> If an LLM happens to know the answer to your question
You're missing the point. It doesn't "know" anything. The only thing it can "know" is the statistical relationships between tokens in its dataset. It doesn't "know" anything about the meaning of those tokens. It doesn't even "know" whether it "knows" anything or not. The best it can do is "Here's a recursively generated string of ASCII codes that are statistically likely to follow each other according to the data corpus."
It's Rashomon. It can point you in the right directions a lot of the time, but there's no getting around the fact that you have to double-check its answers with external sources.
> Or at least this is how I interpret the term.
That's not a very useful interpretation because it's not grounded in technical reality.

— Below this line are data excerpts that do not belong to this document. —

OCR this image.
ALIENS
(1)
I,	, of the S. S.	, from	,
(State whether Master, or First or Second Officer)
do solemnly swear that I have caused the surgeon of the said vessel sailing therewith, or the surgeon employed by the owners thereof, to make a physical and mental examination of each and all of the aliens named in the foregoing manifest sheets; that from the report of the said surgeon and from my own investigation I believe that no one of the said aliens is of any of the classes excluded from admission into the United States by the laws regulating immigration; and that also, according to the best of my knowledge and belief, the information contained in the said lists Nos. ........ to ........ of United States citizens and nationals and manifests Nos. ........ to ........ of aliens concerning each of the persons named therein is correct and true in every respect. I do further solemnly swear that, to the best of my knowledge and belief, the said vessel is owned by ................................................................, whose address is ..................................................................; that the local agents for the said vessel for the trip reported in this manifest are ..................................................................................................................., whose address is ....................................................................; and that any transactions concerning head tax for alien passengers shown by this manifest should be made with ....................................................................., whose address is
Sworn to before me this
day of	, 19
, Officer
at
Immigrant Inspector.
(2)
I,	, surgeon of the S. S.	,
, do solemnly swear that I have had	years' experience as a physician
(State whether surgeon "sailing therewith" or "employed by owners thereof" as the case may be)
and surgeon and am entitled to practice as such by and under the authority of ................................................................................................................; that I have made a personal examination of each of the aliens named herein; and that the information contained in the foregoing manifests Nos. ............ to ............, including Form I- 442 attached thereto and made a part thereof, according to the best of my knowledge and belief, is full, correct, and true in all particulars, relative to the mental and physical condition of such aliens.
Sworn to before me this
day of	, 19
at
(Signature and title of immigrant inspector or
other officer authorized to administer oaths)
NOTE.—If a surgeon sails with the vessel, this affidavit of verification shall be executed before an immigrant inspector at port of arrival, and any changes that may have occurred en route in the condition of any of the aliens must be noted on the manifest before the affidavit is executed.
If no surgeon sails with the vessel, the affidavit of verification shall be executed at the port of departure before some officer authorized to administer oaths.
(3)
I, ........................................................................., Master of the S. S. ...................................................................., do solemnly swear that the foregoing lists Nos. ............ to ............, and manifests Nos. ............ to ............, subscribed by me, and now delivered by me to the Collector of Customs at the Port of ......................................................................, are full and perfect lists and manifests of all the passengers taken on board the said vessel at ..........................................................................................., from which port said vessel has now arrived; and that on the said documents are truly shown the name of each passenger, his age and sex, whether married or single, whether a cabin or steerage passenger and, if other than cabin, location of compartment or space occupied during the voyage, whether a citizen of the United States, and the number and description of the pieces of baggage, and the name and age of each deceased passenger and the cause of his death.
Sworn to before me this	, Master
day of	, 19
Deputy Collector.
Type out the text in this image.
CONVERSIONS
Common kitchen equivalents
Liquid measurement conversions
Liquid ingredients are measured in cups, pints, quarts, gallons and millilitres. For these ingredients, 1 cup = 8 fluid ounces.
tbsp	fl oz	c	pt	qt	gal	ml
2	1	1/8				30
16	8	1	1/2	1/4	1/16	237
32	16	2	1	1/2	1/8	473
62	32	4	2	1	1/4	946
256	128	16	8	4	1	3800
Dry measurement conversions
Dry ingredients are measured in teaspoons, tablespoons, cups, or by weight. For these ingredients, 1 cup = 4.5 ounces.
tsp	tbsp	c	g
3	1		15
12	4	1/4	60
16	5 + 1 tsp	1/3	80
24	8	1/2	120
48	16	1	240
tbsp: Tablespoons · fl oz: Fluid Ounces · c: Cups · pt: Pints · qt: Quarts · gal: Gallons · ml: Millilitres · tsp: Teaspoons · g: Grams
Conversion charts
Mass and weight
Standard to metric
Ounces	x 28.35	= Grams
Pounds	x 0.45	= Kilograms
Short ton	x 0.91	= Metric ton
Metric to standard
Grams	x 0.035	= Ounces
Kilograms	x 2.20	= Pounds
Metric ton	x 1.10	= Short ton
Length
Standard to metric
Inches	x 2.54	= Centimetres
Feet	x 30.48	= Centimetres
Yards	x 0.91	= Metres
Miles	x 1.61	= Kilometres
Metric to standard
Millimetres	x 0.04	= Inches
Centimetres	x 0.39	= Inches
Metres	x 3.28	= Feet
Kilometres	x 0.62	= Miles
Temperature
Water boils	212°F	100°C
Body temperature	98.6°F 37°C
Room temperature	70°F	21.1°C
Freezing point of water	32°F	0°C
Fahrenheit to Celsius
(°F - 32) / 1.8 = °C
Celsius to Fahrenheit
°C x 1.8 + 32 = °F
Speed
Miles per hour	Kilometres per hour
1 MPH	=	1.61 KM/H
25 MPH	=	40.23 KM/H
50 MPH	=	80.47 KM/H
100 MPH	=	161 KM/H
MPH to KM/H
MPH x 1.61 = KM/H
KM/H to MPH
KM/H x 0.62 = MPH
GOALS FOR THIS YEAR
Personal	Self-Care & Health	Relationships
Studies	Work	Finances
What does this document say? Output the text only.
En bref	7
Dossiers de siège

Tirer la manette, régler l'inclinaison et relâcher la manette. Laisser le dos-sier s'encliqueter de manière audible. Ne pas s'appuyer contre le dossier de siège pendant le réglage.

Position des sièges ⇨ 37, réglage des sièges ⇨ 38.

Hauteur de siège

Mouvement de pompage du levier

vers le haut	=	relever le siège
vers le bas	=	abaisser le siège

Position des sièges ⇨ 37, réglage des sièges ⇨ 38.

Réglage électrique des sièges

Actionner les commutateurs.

> It doesn't "know" anything.
The word know is an abstraction I use in order to avoid going into technical details.
> That's not a very useful interpretation because it's not grounded in technical reality.
My interpretation aligns with what people generally mean by hallucination, and it's definitely more useful than saying that any output is hallucination.
The difference is: what people generally mean by hallucination is "LLM said something wrong as if it was right". And what you are adding to that in your previous comments is the concept of whether or not the LLM knows the right answer. Which it never does. That's where your interpretation and the general interpretation differ.
I'm afraid I don't personally see how to explain more clearly, so will just say instead that given multiple people are in this thread telling you your understanding of how LLMs work isn't right, please consider that to at least be a possibility and look into it further rather than digging deeper into your current beliefs.